Digital tools allowing extremism to flourish around the world
QAnon adherents, anti-government militias, sovereign citizens and jihadist and white supremacist groups have co-opted emerging communication technologies in a way that has security agencies such as the Australian Security Intelligence Organisation concerned.
Non-state actors are using encrypted messaging applications that provide a cloak of secrecy to their activities that include the dissemination of propaganda, recruitment of new adherents as well as planning and executing activities that may include acts of extreme violence.
Extremist groups’ use of these technologies has meant that law enforcement and intelligence agencies can’t observe certain activities and conversations of persons of interest online. ASIO has told parliamentary committees that its work in looking at violent extremists irrespective of their ideological views is being stifled by their use of encrypted messaging platforms.
ASIO director-general Mike Burgess has told hearings of various parliamentary committees that the threat posed by various groups is great and that the inability to track things more precisely is frustrating nine out of 10 priority counter-terrorism cases.
Burgess told Senate Estimates in October that he believed encrypted messaging platforms shouldn’t be beyond the rule of law where lawful access to material posted or promulgated by persons of interest is concerned. “They shouldn’t be safe havens through which people can promote radicalisation or engage in and discuss matters of violent extremism, for example, in a way that is deniable to law enforcement under warrant having access to such communications,” he said.
ASIO’s struggle is consistent with international intelligence agencies that would like to prise open the secretive world of encrypted messaging applications to prevent the planning and execution of acts of extreme violence. Jihadist groups such as al Qaeda and Islamic State have used encrypted apps as a preferred communication tool, with action being taken in recent years by administrators of one prominent encrypted platform to remove accounts affiliated with supporters of Islamist ideology.
The Simon Wiesenthal Center in the US monitors how extremist activity has morphed. Its July 2020 report on encrypted messaging application Telegram said the platform had started to kick accounts affiliated with Islamist activity off their servers.

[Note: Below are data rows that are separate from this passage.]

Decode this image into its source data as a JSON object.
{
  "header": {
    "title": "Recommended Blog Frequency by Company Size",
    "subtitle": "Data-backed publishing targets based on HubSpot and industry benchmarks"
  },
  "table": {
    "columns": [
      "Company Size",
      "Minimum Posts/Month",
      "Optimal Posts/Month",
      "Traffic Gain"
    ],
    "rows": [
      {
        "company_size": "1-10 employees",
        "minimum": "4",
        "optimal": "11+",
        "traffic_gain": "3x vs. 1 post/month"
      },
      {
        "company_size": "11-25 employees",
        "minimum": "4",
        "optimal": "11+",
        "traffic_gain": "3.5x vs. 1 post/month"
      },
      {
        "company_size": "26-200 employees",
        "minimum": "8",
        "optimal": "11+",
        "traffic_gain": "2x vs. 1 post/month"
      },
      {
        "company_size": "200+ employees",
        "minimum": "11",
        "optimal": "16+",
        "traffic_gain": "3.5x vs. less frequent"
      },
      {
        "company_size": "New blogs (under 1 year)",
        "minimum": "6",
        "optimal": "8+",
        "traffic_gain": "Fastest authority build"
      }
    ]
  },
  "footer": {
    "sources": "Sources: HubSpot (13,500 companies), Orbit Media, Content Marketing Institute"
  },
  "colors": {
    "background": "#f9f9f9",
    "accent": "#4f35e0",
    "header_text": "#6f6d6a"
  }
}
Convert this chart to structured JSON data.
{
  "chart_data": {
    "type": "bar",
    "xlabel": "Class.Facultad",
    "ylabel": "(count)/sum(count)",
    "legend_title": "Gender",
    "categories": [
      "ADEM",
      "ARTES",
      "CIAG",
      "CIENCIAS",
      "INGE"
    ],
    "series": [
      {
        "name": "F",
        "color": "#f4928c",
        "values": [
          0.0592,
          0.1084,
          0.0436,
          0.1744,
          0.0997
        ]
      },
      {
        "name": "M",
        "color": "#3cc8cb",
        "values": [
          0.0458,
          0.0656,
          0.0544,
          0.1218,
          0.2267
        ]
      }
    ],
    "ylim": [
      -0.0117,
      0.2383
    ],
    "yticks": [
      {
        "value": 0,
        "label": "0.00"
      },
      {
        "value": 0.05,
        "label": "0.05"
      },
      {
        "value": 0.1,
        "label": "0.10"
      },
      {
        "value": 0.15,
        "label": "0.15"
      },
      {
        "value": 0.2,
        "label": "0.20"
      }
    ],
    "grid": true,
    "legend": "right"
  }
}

Europol and Telegram began working together in November 2019 to eradicate channels promoting jihadist propaganda. Telegram publishes a daily update called ISIS Watch that reports how many accounts or bots affiliated with Islamists were removed on any given day. Telegram administrators have removed 205,799 Islamist-affiliated accounts between January and October this year.
In Australia, Telegram, Apple and Google are making it harder for users to search for specific far-right group channels that disseminate propaganda online. Apple and Android devices won’t allow specific channels to be shown on the downloaded version of Telegram. Administrators of extremist channels, however, provide instructions to existing followers so they don’t lose subscribers.
It is, however, more difficult for new people to find extremist channels. The January 6 incident at the White House prompted activity from big tech and server companies when it emerged messaging platform Parler hosted accounts of individuals that were actively agitating for others to attend.
The lives of politicians were threatened on that day, and Parler ran messages urging people to ‘Hang Mike Pence’. A call to lynch the former US vice president recalls scenes described in a fictional novel regarded as core reading in white supremacist and anti-government circles.
Parler was back online some months later and made available again on Apple and Google stores after promising to boost its forum moderation.
The challenge of de-platforming extremists
The removal of an entire platform, extremist groups and individuals from online forums highlights the notion of de-platforming as a tool to disrupt extremist activity and make the task of recruiting new followers harder.
Professor Greg Barton from Deakin University says the practice of bumping people or groups from online forums and encrypted messaging applications limits the growth and influence of extremist groups irrespective of the ideologies involved.
“We want to try to manage things in such a way that the chance for somebody to recruit or inspire violence is diminished as much as possible,” Barton says. “You don’t want them to run free on big platforms like Facebook or YouTube. It’s easier said than done to catch everything as it comes up and stop it happening.”
Barton says removing prominent extremists from platforms such as Facebook or Twitter doesn’t mean they would be silenced forever. They will find a new digital home where extremist die-hards congregate.
The most active far-right accounts on a particular encrypted messaging application give subscribers access to electronic copies of propaganda, audio and video files, and even messages from group leaders crafted to rally supporters and help them create content.
Bans on individuals, groups and extremist propaganda are among the measures being contemplated by the extremism and radicalism inquiry conducted by the Parliamentary Joint Committee on Intelligence and Security. However, a counter-terrorism expert warns that bans have limitations.
Levi West, director of terrorism studies at Charles Sturt University, says attempts to limit access to extremist propaganda are unlikely to deter individuals already on the hunt for material that accord with their thinking. “It’s a constant challenge,” he says. “People who are determined to get access to extremist material will find a way to do so.
“We can, and have, made it harder, but if someone is determined they will find a way of accessing propaganda irrespective of the obstacles — digital or otherwise — that governments or big tech companies place in front of them. We can’t eradicate ideas, regardless of how objectionable they might be.”